Data Model - Overview

What are Data Models?

  • What's Opensea's cross chain sales volume?
  • What's the average size of a DEX trade on Ethereum vs Polygon vs Avalanche?
  • How many transactions per second are processed on Arbitrum vs Optimism?
  • What tokens are the most profitable traders buying and selling?

Taking the traditional approach of writing SQL, these questions would require multiple data providers, a deep experience in the complexities of blockchain data, advanced skills in SQL and 1000s of lines of code.

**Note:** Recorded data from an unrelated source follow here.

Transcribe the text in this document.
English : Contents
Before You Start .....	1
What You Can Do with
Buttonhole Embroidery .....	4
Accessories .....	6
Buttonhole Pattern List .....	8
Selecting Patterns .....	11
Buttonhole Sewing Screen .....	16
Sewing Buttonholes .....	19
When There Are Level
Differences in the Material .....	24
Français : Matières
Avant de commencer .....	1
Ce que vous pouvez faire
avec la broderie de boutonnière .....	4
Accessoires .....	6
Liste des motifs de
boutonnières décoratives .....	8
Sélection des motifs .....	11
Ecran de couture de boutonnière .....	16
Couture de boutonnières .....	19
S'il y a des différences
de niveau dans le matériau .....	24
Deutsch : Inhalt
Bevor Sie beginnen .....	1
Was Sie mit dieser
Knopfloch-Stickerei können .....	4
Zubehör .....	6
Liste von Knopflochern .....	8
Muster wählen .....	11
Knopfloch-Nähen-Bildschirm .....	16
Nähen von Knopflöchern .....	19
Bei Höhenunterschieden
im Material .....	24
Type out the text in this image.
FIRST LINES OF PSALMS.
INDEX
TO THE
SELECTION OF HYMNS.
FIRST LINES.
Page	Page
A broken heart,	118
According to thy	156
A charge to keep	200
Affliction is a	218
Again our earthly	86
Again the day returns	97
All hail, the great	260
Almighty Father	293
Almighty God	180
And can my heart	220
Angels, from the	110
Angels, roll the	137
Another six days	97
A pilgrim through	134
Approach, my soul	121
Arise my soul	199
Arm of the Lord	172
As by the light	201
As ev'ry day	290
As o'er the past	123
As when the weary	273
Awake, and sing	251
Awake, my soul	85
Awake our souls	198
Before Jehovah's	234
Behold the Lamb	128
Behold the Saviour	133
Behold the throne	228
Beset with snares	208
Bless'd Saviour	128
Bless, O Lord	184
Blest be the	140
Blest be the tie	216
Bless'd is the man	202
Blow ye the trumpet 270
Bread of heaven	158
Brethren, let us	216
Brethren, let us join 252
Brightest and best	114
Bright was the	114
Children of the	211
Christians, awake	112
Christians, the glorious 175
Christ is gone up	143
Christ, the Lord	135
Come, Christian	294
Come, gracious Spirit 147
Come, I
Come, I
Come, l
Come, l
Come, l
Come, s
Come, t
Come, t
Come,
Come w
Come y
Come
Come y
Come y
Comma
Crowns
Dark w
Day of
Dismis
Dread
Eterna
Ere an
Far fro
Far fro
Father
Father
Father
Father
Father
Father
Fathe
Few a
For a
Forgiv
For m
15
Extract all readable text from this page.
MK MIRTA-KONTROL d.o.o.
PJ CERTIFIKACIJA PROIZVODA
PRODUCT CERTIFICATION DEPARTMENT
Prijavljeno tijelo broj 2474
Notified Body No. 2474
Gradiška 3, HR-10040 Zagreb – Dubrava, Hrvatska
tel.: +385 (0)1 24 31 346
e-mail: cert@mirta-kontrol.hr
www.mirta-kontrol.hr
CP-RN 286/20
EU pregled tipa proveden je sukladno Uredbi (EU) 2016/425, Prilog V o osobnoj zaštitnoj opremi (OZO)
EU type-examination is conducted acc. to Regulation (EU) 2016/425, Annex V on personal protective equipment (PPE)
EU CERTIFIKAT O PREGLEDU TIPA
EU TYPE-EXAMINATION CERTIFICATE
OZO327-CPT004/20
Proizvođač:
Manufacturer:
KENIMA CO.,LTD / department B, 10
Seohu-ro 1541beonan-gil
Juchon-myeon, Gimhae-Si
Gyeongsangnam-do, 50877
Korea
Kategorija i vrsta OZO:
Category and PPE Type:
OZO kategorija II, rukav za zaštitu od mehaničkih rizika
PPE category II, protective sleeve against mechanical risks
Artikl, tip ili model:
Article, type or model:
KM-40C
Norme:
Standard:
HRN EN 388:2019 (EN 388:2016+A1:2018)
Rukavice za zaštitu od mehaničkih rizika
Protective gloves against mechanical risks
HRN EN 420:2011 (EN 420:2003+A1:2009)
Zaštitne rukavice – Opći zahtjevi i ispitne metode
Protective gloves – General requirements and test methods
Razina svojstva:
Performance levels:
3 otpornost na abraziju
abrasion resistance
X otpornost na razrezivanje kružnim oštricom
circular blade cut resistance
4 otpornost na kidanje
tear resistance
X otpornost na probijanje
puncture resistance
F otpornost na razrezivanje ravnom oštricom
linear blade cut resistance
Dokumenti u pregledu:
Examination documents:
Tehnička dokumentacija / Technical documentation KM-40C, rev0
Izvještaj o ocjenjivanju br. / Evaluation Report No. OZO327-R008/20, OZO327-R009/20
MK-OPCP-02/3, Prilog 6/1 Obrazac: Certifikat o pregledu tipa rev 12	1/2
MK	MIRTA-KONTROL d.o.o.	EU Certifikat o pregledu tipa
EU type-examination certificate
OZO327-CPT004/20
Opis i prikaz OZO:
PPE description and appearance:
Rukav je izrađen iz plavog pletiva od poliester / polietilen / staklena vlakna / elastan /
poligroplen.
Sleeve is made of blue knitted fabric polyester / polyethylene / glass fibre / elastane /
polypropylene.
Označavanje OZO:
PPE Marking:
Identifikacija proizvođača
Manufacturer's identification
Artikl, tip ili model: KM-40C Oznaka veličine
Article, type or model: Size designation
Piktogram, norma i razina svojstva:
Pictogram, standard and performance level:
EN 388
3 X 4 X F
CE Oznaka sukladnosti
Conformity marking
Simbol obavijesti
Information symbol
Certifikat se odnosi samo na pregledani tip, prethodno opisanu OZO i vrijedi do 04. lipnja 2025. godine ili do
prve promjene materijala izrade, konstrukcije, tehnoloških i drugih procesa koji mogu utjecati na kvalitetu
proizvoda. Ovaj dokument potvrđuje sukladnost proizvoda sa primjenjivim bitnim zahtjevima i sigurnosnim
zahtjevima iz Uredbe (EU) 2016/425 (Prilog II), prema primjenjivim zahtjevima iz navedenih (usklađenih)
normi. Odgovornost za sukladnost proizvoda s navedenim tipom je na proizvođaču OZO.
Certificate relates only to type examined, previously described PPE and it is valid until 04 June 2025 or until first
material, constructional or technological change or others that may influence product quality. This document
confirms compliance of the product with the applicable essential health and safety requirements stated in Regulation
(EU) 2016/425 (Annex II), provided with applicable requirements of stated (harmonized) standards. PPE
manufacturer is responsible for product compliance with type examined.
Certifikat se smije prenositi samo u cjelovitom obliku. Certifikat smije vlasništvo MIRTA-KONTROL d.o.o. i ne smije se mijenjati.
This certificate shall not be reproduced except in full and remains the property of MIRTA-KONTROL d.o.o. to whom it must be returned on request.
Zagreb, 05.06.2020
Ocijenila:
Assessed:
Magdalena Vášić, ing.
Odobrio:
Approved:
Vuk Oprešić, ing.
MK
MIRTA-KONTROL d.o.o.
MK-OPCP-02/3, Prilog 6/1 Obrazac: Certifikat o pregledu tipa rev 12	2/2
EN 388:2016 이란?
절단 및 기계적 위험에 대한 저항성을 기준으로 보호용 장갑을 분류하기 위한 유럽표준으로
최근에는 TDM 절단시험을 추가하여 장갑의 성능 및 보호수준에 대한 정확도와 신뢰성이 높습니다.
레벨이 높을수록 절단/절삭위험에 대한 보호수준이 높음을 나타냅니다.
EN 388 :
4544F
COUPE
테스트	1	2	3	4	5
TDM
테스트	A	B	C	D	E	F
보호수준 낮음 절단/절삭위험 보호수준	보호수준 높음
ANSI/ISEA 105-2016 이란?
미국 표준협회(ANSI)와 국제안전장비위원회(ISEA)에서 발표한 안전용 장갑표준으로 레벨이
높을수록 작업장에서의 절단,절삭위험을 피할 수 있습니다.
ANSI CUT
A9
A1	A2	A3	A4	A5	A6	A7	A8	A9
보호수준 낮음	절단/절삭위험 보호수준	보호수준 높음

On Increment, data models encode business logic - Reach, Retention, and Revenue - into an SQL compiler that write valid SQL for you. The tool takes every possible chart creatable with SQL-based tools and bakes them into a standardized, open-sourced set of dimensions and measures - known as a model.

Build Analytics In 3 Clicks.

  1. Pick a model: Data models are used to automatically write SQL for you based on the analytics you want to see. Choose from our robust collection of pre-built models, including JPEG Analysis, DEXscovery, Chain GDP, and more, engineered to answer any question you might have at any level of granularity.
  2. Pick a dimension: Dimensions allow you to group data together based on a specific attribute. For instance, if you want to calculate the daily count of transactions on Avalanche, you would use "day" as your dimension, as the count is performed on a daily basis. Dimensions function similarly to GROUP BY arguments in SQL.
  3. Pick a measure: Measures aggregate data by performing mathematical operations such as counting, summing, averaging, and more. For example, if you want to calculate the daily count of transactions on Avalanche, your measure would be "count transactions." Measures function similarly to aggregate SELECT statements in SQL.